Samuel Corum/Getty Image

I have voted in every election that I have been aware of since the moment I turned 18. I would say every election, but teens are fickle and it's hard to know for sure. I like voting, and more than that I like to have rights. Today, though, is the first time in a decade I will vote for a representative in the U.S. Senate.

I have not had the privilege of voting for a senator since I voted for Democratic candidate Paul Sadler in 2012. Sadler was running in Texas against Ted Cruz. I waited almost an hour outside of a building on the University of Texas campus to vote for him. He lost, of course. But until today, he is the only senator I have been allowed to cast a ballot for.

That's because I moved to Washington, D.C. after college in the spring of 2014 for a job, found a great apartment, and stayed in it for eight years. Because I chose to live in the District, I did not get to have representation in Congress. Just for emphasis, let's sit here for a minute. Had I chosen to live in Northern Virginia, like the young white conservatives who move to the area, I would have had representation. But because I chose to live in the city, I did not get any. According to the 2020 census, 712,000 people live in Washington, D.C. That's more than Wyoming and Vermont, who each have two senators, and a mere 10k less than Alaska, which also, like every other state, has two senators.

D.C. has been able to vote for president since 1964 but continues not to have any voting representation in Congress because of unconstitutional, ridiculous semantics. Specifically, Republicans don't want D.C. to have representation because it votes very, very Democratically. The district went 92 percent for Biden in 2020, and I have to assume that the remaining 8 percent of those voters work for Republicans on the Hill, because I never met one of them. While I lived in D.C., I was enraged about not having a senator. I had no Congresspeople at all for the entirety of the Trump presidency. In 2021, I made a list of 34 times during my life in D.C. that I would have liked to call my senator. So I knew that it sucked. I was very aware of how bad it felt to be reminded constantly that our votes didn't matter as much as everyone else's.

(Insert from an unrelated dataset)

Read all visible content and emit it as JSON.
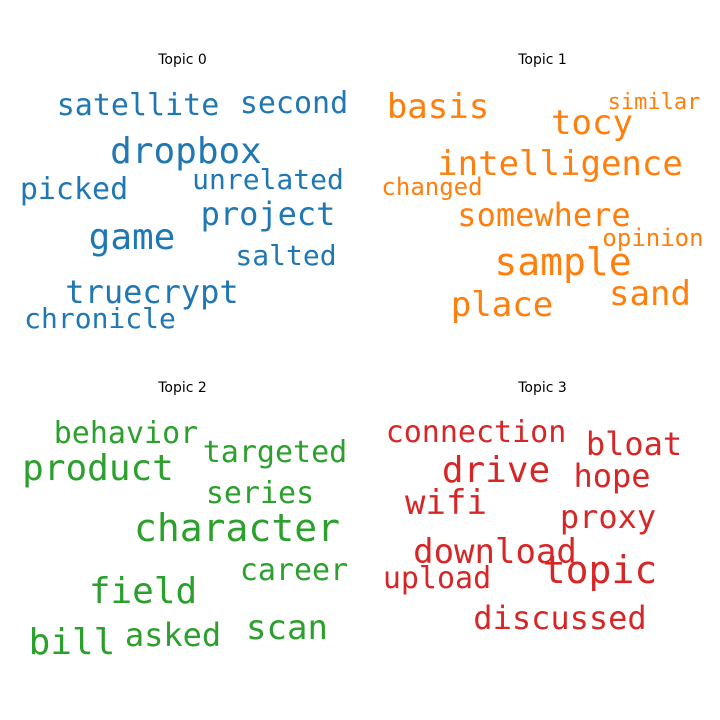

I moved to Philadelphia in the spring, just in time to miss the registration for the primaries. Immediately, I felt a surge of sadness seeing the promotional material and getting the ads. I felt sad for the people of D.C. who deserve to have a senator, and sad for our country that could have two more Democratic senators if it would just recognize the 2016 D.C. vote in favor of statehood.

Today, I will vote for John Fetterman, one of the first politicians I've felt excited to vote for in a long time. If he wins, I will call his office all the time. I will beg him to lobby for D.C. statehood, and to codify the right to abortion, and to lift people out of poverty. I will call his office so much, he will get sick of me! If he loses, it will be devastating for all of us in so many ways. But I will still call the office because whoever sits in that chair, whether I like them or not, will be my senator.